According to Chris Breen, UCT Emeritus Associate Professor and Director of the course Embracing Complexity and Diversity, it is designed to give leaders powerful complexity skills.
“With these skills on-board, leaders are more aware of their own taken-for-granted assumptions and more tuned into what is going on at each moment in their firm and in the market. Leaders become more open to different ideas and solutions instead of cutting these off, and they learn how to turn the diversity of people they have around them into a powerful asset,” he explained.

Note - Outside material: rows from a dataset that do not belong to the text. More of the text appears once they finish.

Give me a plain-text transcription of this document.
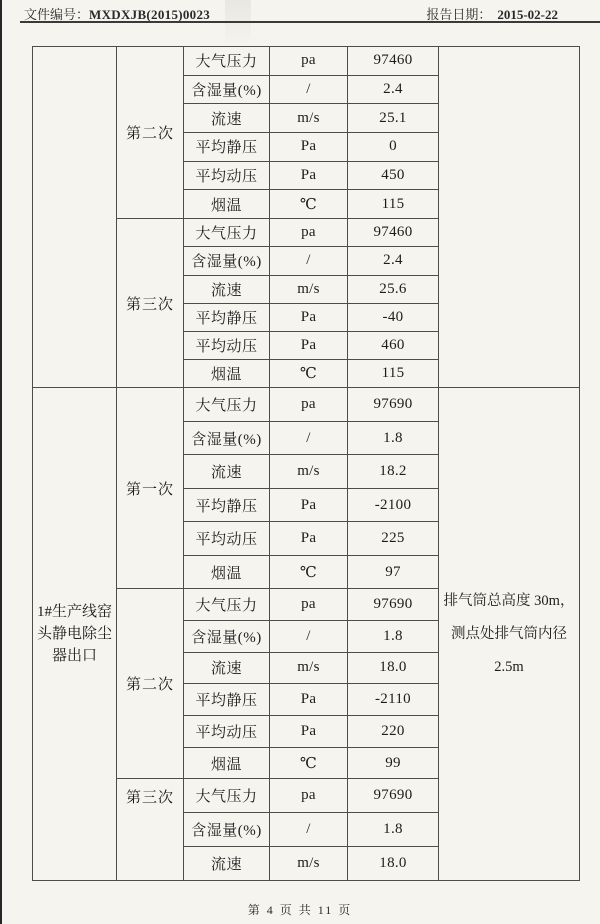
文件编号：MXDXJB(2015)0023	报告日期： 2015-02-22
	第二次	大气压力	pa	97460	
		含湿量(%)	/	2.4	
		流速	m/s	25.1	
		平均静压	Pa	0	
		平均动压	Pa	450	
		烟温	℃	115	
	第三次	大气压力	pa	97460	
		含湿量(%)	/	2.4	
		流速	m/s	25.6	
		平均静压	Pa	-40	
		平均动压	Pa	460	
		烟温	℃	115	
1#生产线窑头静电除尘器出口	第一次	大气压力	pa	97690	排气筒总高度 30m，测点处排气筒内径 2.5m
		含湿量(%)	/	1.8	
		流速	m/s	18.2	
		平均静压	Pa	-2100	
		平均动压	Pa	225	
		烟温	℃	97	
	第二次	大气压力	pa	97690	
		含湿量(%)	/	1.8	
		流速	m/s	18.0	
		平均静压	Pa	-2110	
		平均动压	Pa	220	
		烟温	℃	99	
	第三次	大气压力	pa	97690	
		含湿量(%)	/	1.8	
		流速	m/s	18.0	
第 4 页 共 11 页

Breen has distilled the leadership lessons from the component he directs on the UCT GSB's Executive MBA programme, which unlocks new levels of awareness and performance in senior executives. His area of specialisation is teaching, learning and researching from a complexity thinking paradigm.
According to Breen, during tough economic times such as the current global economic slowdown, companies find themselves needing to make rapid changes, reorganising staff and resources and perhaps even taking extreme measures such as downsizing. “In past periods of economic uncertainty, leaders have used a no-nonsense command and control approach to tackle the challenges of a changing environment.
“This, according to emerging research, however, may not be the best way forward today. The top-down, mechanistic approach that assumes there is only one way may just do more harm than good.”
The main reason the command and control, “hard skills” only approach is no longer enough, he said, is that organisations have become so dominated by this approach that many have become increasingly inflexible and obsessed with organisational charts as the backbone of accountability, processes and procedures.
”The work of author Margaret Wheatley highlights just how things can go wrong with this approach in her article on the lessons to be learned from Hurricane Katrina, Leadership Lessons for the Real World. The poor response from authorities to the crisis showed why more responsive, more tuned-in leaders and organisations are needed rather than those rigid and bureaucratic in nature,” said Breen.
Complexity skills are a parallel set of skills to leaders existing strengths and it empowers them to act for a specific situation from a much wider set of choices.
Breen's style of teaching is not to present a set of PowerPoint slides and lecture a set of theoretical constructs or a packaged product. His approach to teaching saw him awarded the UCT Distinguished Teacher Award in 2000.
“I teach by means of a series of interactive exercises where participants are asked to engage seriously and in a committed way, without distractions from cell phones, internet etc, with each other and the material and reflect on their own actions in the moment,” he explained.
The course runs from 9 - 11 September and is being offered by the UCT GSB Executive Education unit, which has a global top ten rating in 2005 and 2006 from the Economist Intelligence Unit, and in 2007 was listed by the International University Consortium for Executive Education (UNICON) - the leading global body for the advancement of executive education - as one of six leading business school innovators.